Pria ini, aku tidak tahu akan memiliki sisi yang penuh semangat, terutama untuk membantu seseorang yang tidak dikenalnya begitu dekat. Aku tentu tidak akan menolak seseorang yang memaksa untuk membantu. Pulang cepat sudah memenuhi kepalaku sejak tadi. Dan bersama Troy di sini tidak benar-benar buruk juga.

"Ini. Aku bahkan tidak mengerti apa isinya." Kuperlihatkan daftar dokumen yang diperlukan Matthew pada Troy, tentu setelah sebelumnya kupindahkan ke aplikasi catatan, bukan lagi di dalam kolom pesan.

Aku membiarkan dia membaca dan aku kembali mencari dokumen dengan nama yang sempat kuingat.

"Eh? Ini laporan proyek yang pernah digagalkan pacarmu."

Itu mengejutkan, aku nyaris menjatuhkan satu berkas seandainya Troy tidak buru-buru menangkapnya. Dia yang mengembalikan itu ke rak selagi aku masih berusaha memproses informasi darinya.

"Kurasa dia benar-benar yakin kau yang melaporkannya dan serius ingin melakukan sesuatu untuk Mate Inc."

Aku menggaruk kepala seketika. Pertama, karena permainan bisnis ini sama sekali tidak kumengerti dan aku justru tercebur ke dalamnya. Kedua, karena jika sesuatu terjadi, jelas akan mengganggu fokus Alby pada pekerjaannya di sana. Ketiga, aku ingin kembali ke hari di mana aku bertemu Troy untuk pertama kalinya. Ugh, bahkan ketika minumannya tumpah saat itu sudah pertanda yang tidak baik. Bukan, seharusnya aku menuruti kata-kata Alby untuk tidak menerima pekerjaan dari Troy.

Claudia dan Jeff sudah membatalkan perjodohan mereka--sesuai harapan meski Claudia belum mengakui perasaannya pada Alby. Dan kami menganggap itu sudah selesai, tetapi kenapa harus ada masalah ini lagi? Parahnya hanya aku yang menanggung ini sendirian.

Melihat reaksiku, Troy menggeleng ringan dan tertawa kecil. "Kalau dia sampai nekat menyentil pacarmu, sama saja dengan bunuh diri. Ander Group tidak ada apa-apanya dengan Mate Inc. atau Aleo Group."

"Aku tahu itu bukan sesuatu untuk dikhawatirkan. Aku hanya memikirkan bagaimana memberitahu Matthew kalau aku tidak terlibat sedikit pun, mantan pacarku yang melakukannya. Egonya terlalu tinggi, tidak terima memiliki lawan yang berbuat curang--dan dia tidak mau melupakan itu meski sudah memenangkan proyek."
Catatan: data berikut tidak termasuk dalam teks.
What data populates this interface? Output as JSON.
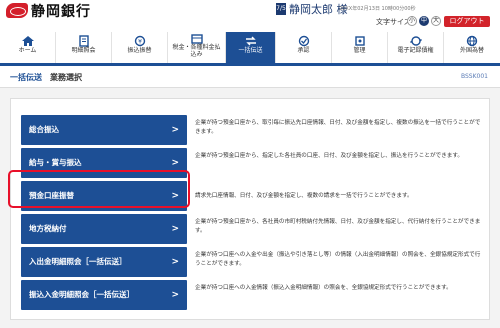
{
  "header": {
    "bank_name": "静岡銀行",
    "user_badge": "7/5",
    "user_name": "静岡太郎 様",
    "last_login": "20XX年02月13日 10時00分00秒",
    "font_size_label": "文字サイズ",
    "font_sizes": [
      "小",
      "中",
      "大"
    ],
    "logout": "ログアウト"
  },
  "nav": {
    "items": [
      {
        "label": "ホーム",
        "icon": "home-icon"
      },
      {
        "label": "明細照会",
        "icon": "document-icon"
      },
      {
        "label": "振込振替",
        "icon": "transfer-icon"
      },
      {
        "label": "税金・各種料金払込み",
        "icon": "tax-icon"
      },
      {
        "label": "一括伝送",
        "icon": "bulk-transfer-icon"
      },
      {
        "label": "承認",
        "icon": "approve-icon"
      },
      {
        "label": "管理",
        "icon": "manage-icon"
      },
      {
        "label": "電子記録債権",
        "icon": "receivable-icon"
      },
      {
        "label": "外国為替",
        "icon": "forex-icon"
      }
    ],
    "active": "一括伝送"
  },
  "breadcrumb": {
    "main": "一括伝送",
    "sub": "業務選択",
    "screen_id": "BSSK001"
  },
  "services": [
    {
      "label": "総合振込",
      "desc": "企業が持つ預金口座から、取引毎に振込先口座情報、日付、及び金額を指定し、複数の振込を一括で行うことができます。"
    },
    {
      "label": "給与・賞与振込",
      "desc": "企業が持つ預金口座から、指定した各社員の口座、日付、及び金額を指定し、振込を行うことができます。"
    },
    {
      "label": "預金口座振替",
      "desc": "請求先口座情報、日付、及び金額を指定し、複数の請求を一括で行うことができます。"
    },
    {
      "label": "地方税納付",
      "desc": "企業が持つ預金口座から、各社員の市町村税納付先情報、日付、及び金額を指定し、代行納付を行うことができます。"
    },
    {
      "label": "入出金明細照会［一括伝送］",
      "desc": "企業が持つ口座への入金や出金（振込や引き落とし等）の情報（入出金明細情報）の照会を、全銀協規定形式で行うことができます。"
    },
    {
      "label": "振込入金明細照会［一括伝送］",
      "desc": "企業が持つ口座への入金情報（振込入金明細情報）の照会を、全銀協規定形式で行うことができます。"
    }
  ],
  "colors": {
    "brand_red": "#d2232a",
    "nav_blue": "#1d4f95",
    "highlight": "#e8102a"
  }
}
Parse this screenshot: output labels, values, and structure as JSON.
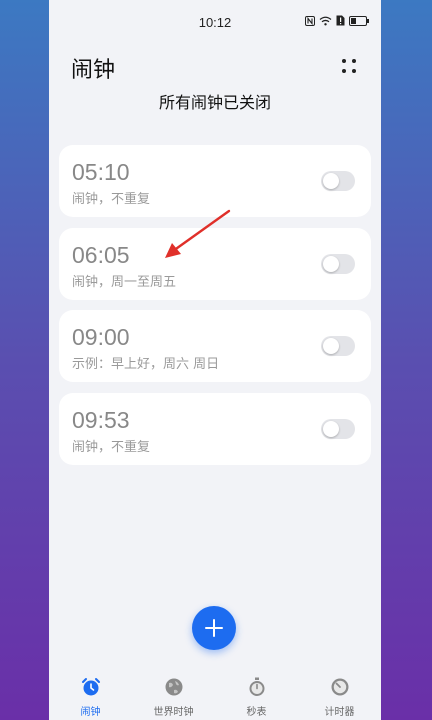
{
  "status_bar": {
    "time": "10:12",
    "icons": [
      "nfc-icon",
      "wifi-icon",
      "sim-alert-icon",
      "battery-icon"
    ]
  },
  "header": {
    "title": "闹钟",
    "menu_icon": "more-dots-icon",
    "subtitle": "所有闹钟已关闭"
  },
  "alarms": [
    {
      "time": "05:10",
      "desc": "闹钟，不重复",
      "enabled": false
    },
    {
      "time": "06:05",
      "desc": "闹钟，周一至周五",
      "enabled": false
    },
    {
      "time": "09:00",
      "desc": "示例：早上好，周六 周日",
      "enabled": false
    },
    {
      "time": "09:53",
      "desc": "闹钟，不重复",
      "enabled": false
    }
  ],
  "fab": {
    "icon": "plus-icon"
  },
  "tabs": [
    {
      "label": "闹钟",
      "icon": "alarm-clock-icon",
      "active": true
    },
    {
      "label": "世界时钟",
      "icon": "globe-icon",
      "active": false
    },
    {
      "label": "秒表",
      "icon": "stopwatch-icon",
      "active": false
    },
    {
      "label": "计时器",
      "icon": "timer-icon",
      "active": false
    }
  ],
  "colors": {
    "accent": "#1d6cf0",
    "annotation_arrow": "#e0302a"
  }
}
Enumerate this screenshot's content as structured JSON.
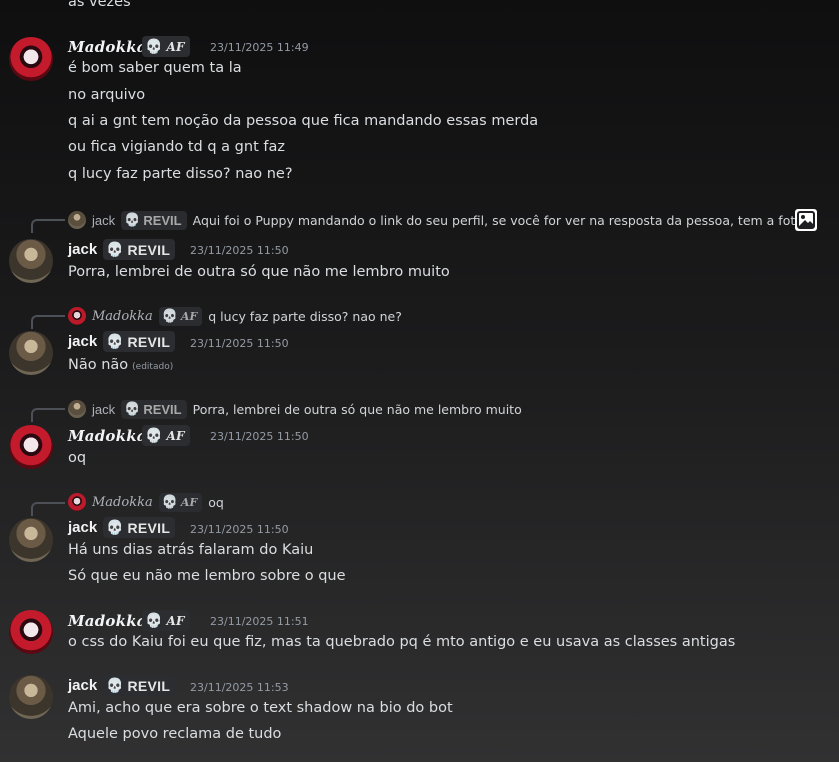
{
  "partial_top": "as vezes",
  "users": {
    "madokka": {
      "name": "Madokka",
      "tag": "AF",
      "tag_icon": "skull-purple-icon"
    },
    "jack": {
      "name": "jack",
      "tag": "REVIL",
      "tag_icon": "skull-white-icon"
    }
  },
  "messages": [
    {
      "author": "Madokka",
      "timestamp": "23/11/2025 11:49",
      "lines": [
        "é bom saber quem ta la",
        "no arquivo",
        "q ai a gnt tem noção da pessoa que fica mandando essas merda",
        "ou fica vigiando td q a gnt faz",
        "q lucy faz parte disso? nao ne?"
      ]
    },
    {
      "author": "jack",
      "timestamp": "23/11/2025 11:50",
      "reply": {
        "author": "jack",
        "tag": "REVIL",
        "text": "Aqui foi o Puppy mandando o link do seu perfil, se você for ver na resposta da pessoa, tem a foti...",
        "icon": "image-icon"
      },
      "lines": [
        "Porra, lembrei de outra só que não me lembro muito"
      ]
    },
    {
      "author": "jack",
      "timestamp": "23/11/2025 11:50",
      "reply": {
        "author": "Madokka",
        "tag": "AF",
        "text": "q lucy faz parte disso? nao ne?"
      },
      "lines": [
        "Não não"
      ],
      "edited": "(editado)"
    },
    {
      "author": "Madokka",
      "timestamp": "23/11/2025 11:50",
      "reply": {
        "author": "jack",
        "tag": "REVIL",
        "text": "Porra, lembrei de outra só que não me lembro muito"
      },
      "lines": [
        "oq"
      ]
    },
    {
      "author": "jack",
      "timestamp": "23/11/2025 11:50",
      "reply": {
        "author": "Madokka",
        "tag": "AF",
        "text": "oq"
      },
      "lines": [
        "Há uns dias atrás falaram do Kaiu",
        "Só que eu não me lembro sobre o que"
      ]
    },
    {
      "author": "Madokka",
      "timestamp": "23/11/2025 11:51",
      "lines": [
        "o css do Kaiu foi eu que fiz, mas ta quebrado pq é mto antigo e eu usava as classes antigas"
      ]
    },
    {
      "author": "jack",
      "timestamp": "23/11/2025 11:53",
      "lines": [
        "Ami, acho que era sobre o text shadow na bio do bot",
        "Aquele povo reclama de tudo"
      ]
    }
  ]
}
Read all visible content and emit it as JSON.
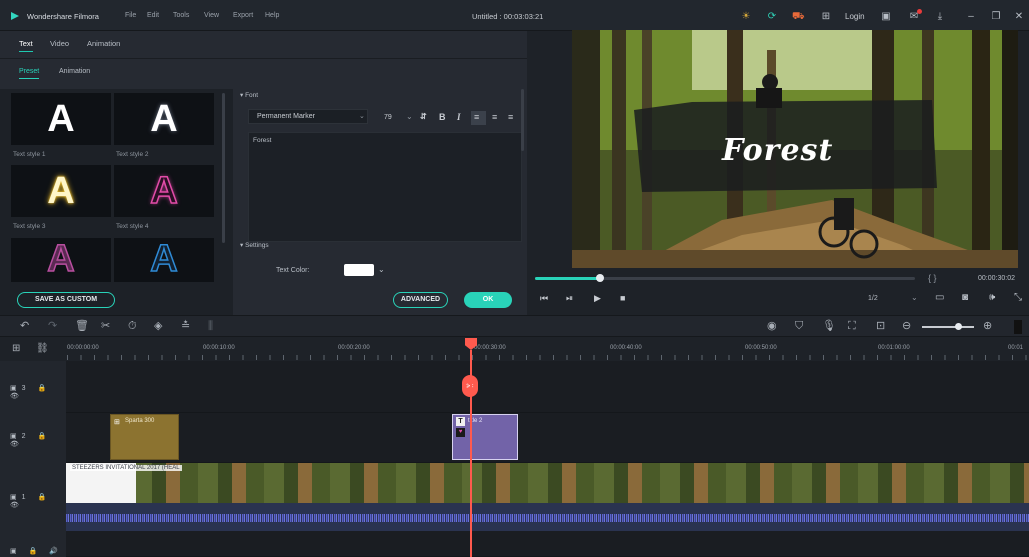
{
  "app": {
    "name": "Wondershare Filmora",
    "document": "Untitled : 00:03:03:21"
  },
  "menu": [
    "File",
    "Edit",
    "Tools",
    "View",
    "Export",
    "Help"
  ],
  "titlebar_icons": [
    "bulb-icon",
    "refresh-icon",
    "cart-icon",
    "gift-icon",
    "login-label",
    "save-icon",
    "notification-icon",
    "download-icon",
    "minimize-icon",
    "maximize-icon",
    "close-icon"
  ],
  "login_label": "Login",
  "top_tabs": [
    "Text",
    "Video",
    "Animation"
  ],
  "sub_tabs": [
    "Preset",
    "Animation"
  ],
  "text_styles": [
    {
      "label": "Text style 1",
      "glyph": "A",
      "color": "#ffffff"
    },
    {
      "label": "Text style 2",
      "glyph": "A",
      "color": "#ffffff"
    },
    {
      "label": "Text style 3",
      "glyph": "A",
      "color": "#fff6c8"
    },
    {
      "label": "Text style 4",
      "glyph": "A",
      "color": "#2a0f24"
    },
    {
      "label": "",
      "glyph": "A",
      "color": "#5a2a52"
    },
    {
      "label": "",
      "glyph": "A",
      "color": "#12202f"
    }
  ],
  "font_section": {
    "title": "Font",
    "font_name": "Permanent Marker",
    "font_size": "79",
    "text_value": "Forest"
  },
  "settings_section": {
    "title": "Settings",
    "text_color_label": "Text Color:"
  },
  "buttons": {
    "save_as_custom": "SAVE AS CUSTOM",
    "advanced": "ADVANCED",
    "ok": "OK"
  },
  "preview": {
    "overlay_text": "Forest",
    "timecode": "00:00:30:02",
    "zoom_ratio": "1/2",
    "progress_fraction": 0.17,
    "brackets": "{   }"
  },
  "ruler": {
    "ticks": [
      "00:00:00:00",
      "00:00:10:00",
      "00:00:20:00",
      "00:00:30:00",
      "00:00:40:00",
      "00:00:50:00",
      "00:01:00:00",
      "00:01"
    ]
  },
  "tracks": [
    {
      "name": "track-3",
      "label": "3"
    },
    {
      "name": "track-2",
      "label": "2",
      "clips": [
        {
          "title": "Sparta 300",
          "kind": "video"
        },
        {
          "title": "title 2",
          "kind": "title"
        }
      ]
    },
    {
      "name": "track-1",
      "label": "1",
      "clips": [
        {
          "title": "STEEZERS INVITATIONAL 2017 (HEAL",
          "kind": "video"
        }
      ]
    }
  ],
  "colors": {
    "accent": "#29d3b9",
    "playhead": "#ff5a4e",
    "title_clip": "#7263a8",
    "sparta_clip": "#8c7330",
    "audio_wave": "#5b63c7"
  }
}
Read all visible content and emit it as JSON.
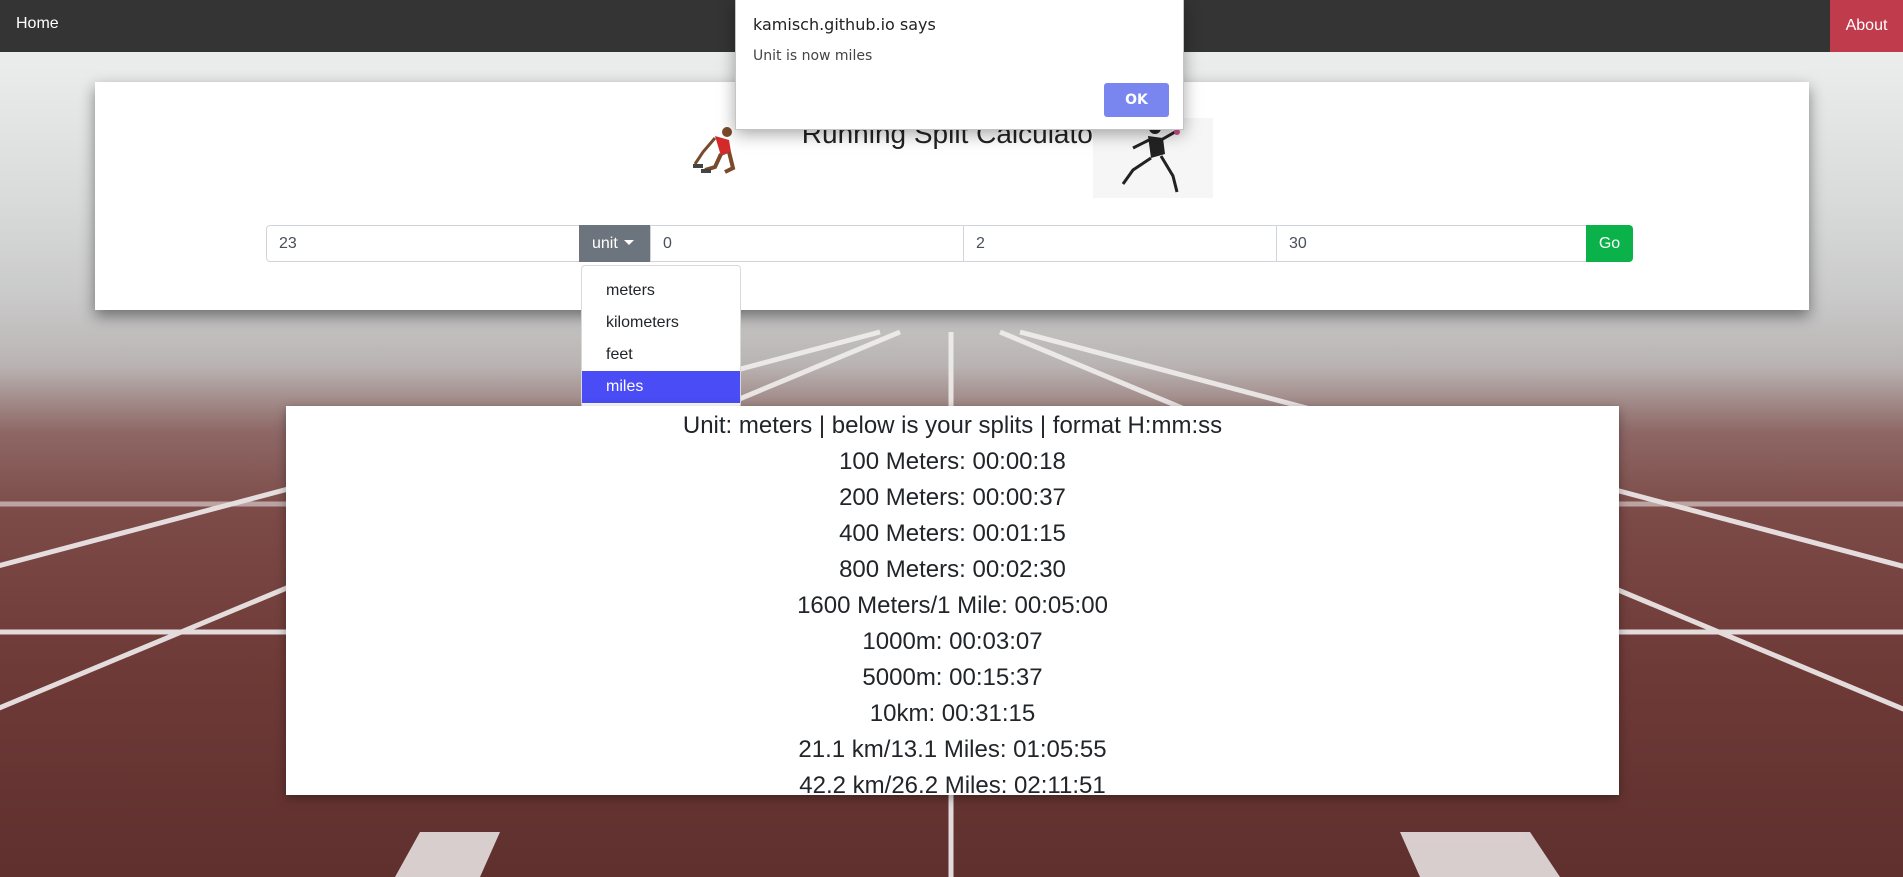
{
  "nav": {
    "home_label": "Home",
    "about_label": "About"
  },
  "header": {
    "title": "Running Split Calculator"
  },
  "form": {
    "distance_value": "23",
    "unit_button_label": "unit",
    "hours_value": "0",
    "minutes_value": "2",
    "seconds_value": "30",
    "go_label": "Go"
  },
  "unit_dropdown": {
    "options": [
      "meters",
      "kilometers",
      "feet",
      "miles"
    ],
    "highlighted": "miles"
  },
  "results": {
    "header": "Unit: meters | below is your splits | format H:mm:ss",
    "splits": [
      "100 Meters: 00:00:18",
      "200 Meters: 00:00:37",
      "400 Meters: 00:01:15",
      "800 Meters: 00:02:30",
      "1600 Meters/1 Mile: 00:05:00",
      "1000m: 00:03:07",
      "5000m: 00:15:37",
      "10km: 00:31:15",
      "21.1 km/13.1 Miles: 01:05:55",
      "42.2 km/26.2 Miles: 02:11:51"
    ]
  },
  "alert": {
    "title": "kamisch.github.io says",
    "message": "Unit is now miles",
    "ok_label": "OK"
  },
  "colors": {
    "navbar": "#343434",
    "about": "#c03b4b",
    "go": "#0bb24a",
    "unit_button": "#6c757d",
    "dropdown_active": "#4a4cf5",
    "alert_ok": "#7a86f0"
  }
}
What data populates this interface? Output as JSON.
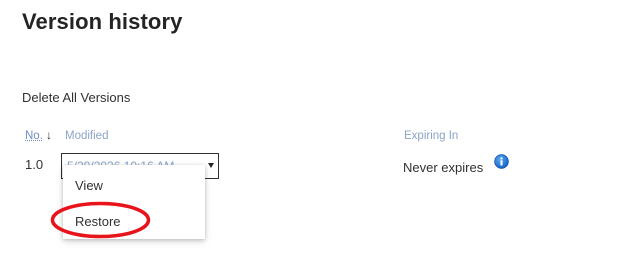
{
  "page": {
    "title": "Version history",
    "delete_all_label": "Delete All Versions"
  },
  "table": {
    "columns": {
      "no": "No.",
      "modified": "Modified",
      "expiring": "Expiring In"
    },
    "sort_indicator": "↓",
    "rows": [
      {
        "version": "1.0",
        "modified": "5/29/2026 10:16 AM",
        "expiring": "Never expires",
        "info_icon": "info-icon"
      }
    ]
  },
  "context_menu": {
    "items": [
      "View",
      "Restore"
    ]
  },
  "colors": {
    "accent": "#0078d4",
    "highlight": "#e8141b"
  }
}
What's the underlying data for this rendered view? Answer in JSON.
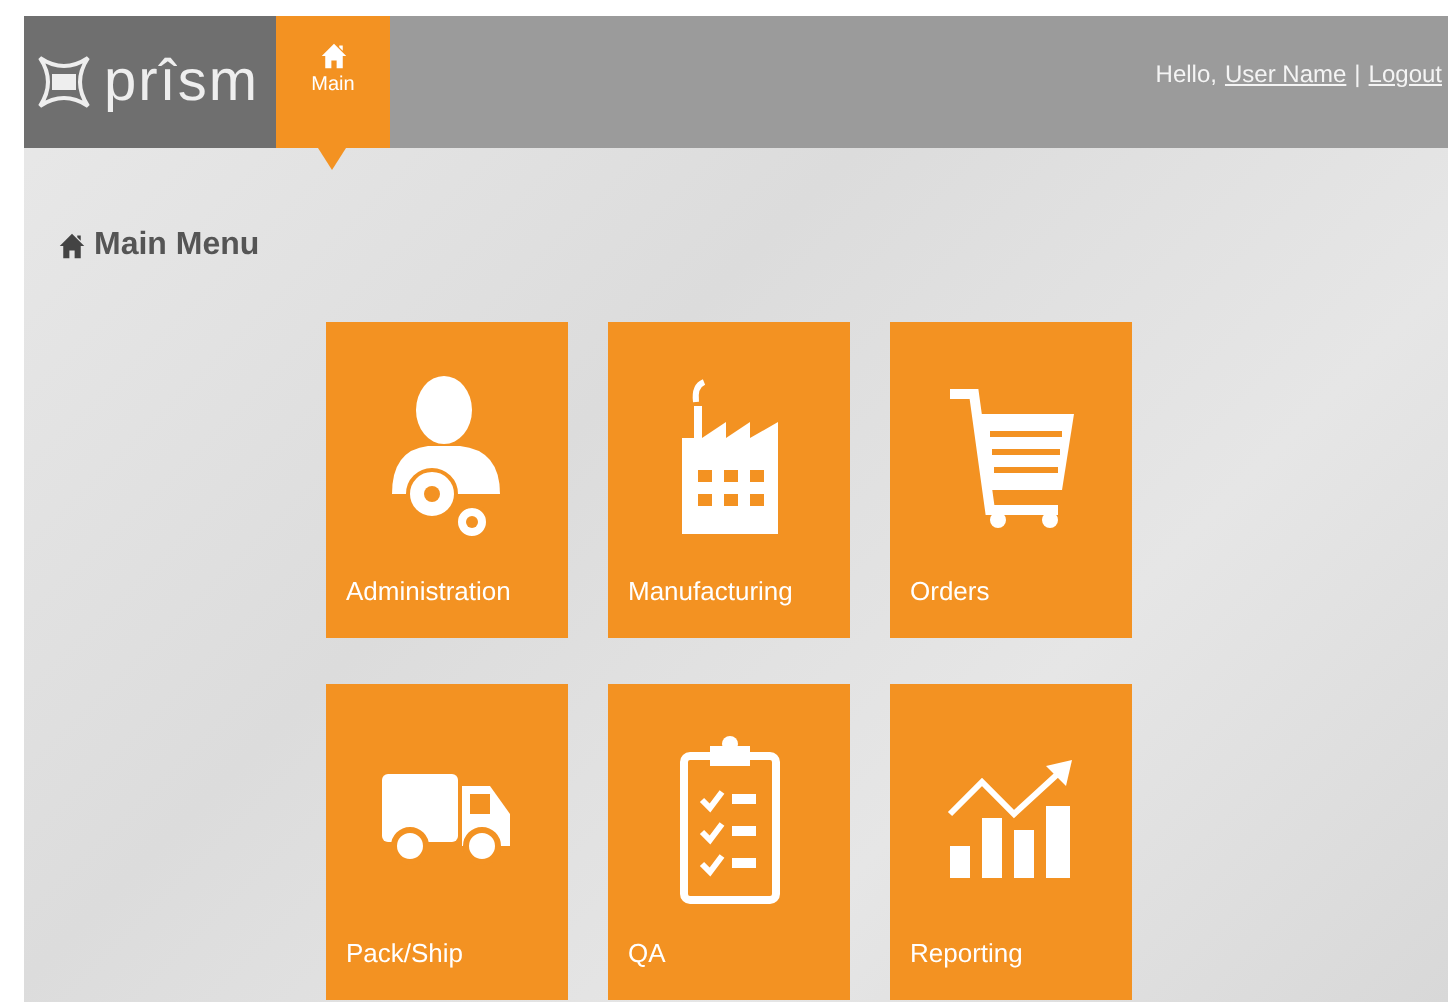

"Pacarmu? Jeffrey Austine?" Aku mengangguk sebagai jawaban, meski sebenarnya enggan mengakui. "Tipe idamanmu pebisnis, ya?" Dia mengembalikan ponselku dengan reaksi takjub.

Itu terdengar seperti sesuatu yang kurang menyenangkan, dan aku hanya mengangkat bahu untuk merespons. Ada banyak persepsi tentang seorang wanita yang mengencani pria-pria kaya, dan didominasi oleh hal-hal yang tidak baik. Terserah Troy akan berpendapat seperti apa, tetapi akan lebih baik kalau sedikit bicara.

"Apa ada bukti yang menunjukkan kalau pria itu yang melaporkan Ander-Ads?"

"Selain apa yang kudengar langsung darinya, aku tidak punya bukti lain."

Kami sudah tidak mencari di rak yang sama. Troy berpindah ke balik rak yang sedang kuperiksa berkas-berkasnya saat ini. Dia beberapa kali mengambil berkas dari sana hingga terdapat celah untuk kami saling melihat. Kurasa menerima bantuannya adalah solusi terbaik untuk mencari berkas di penyimpanan yang sama sekali tidak terurut.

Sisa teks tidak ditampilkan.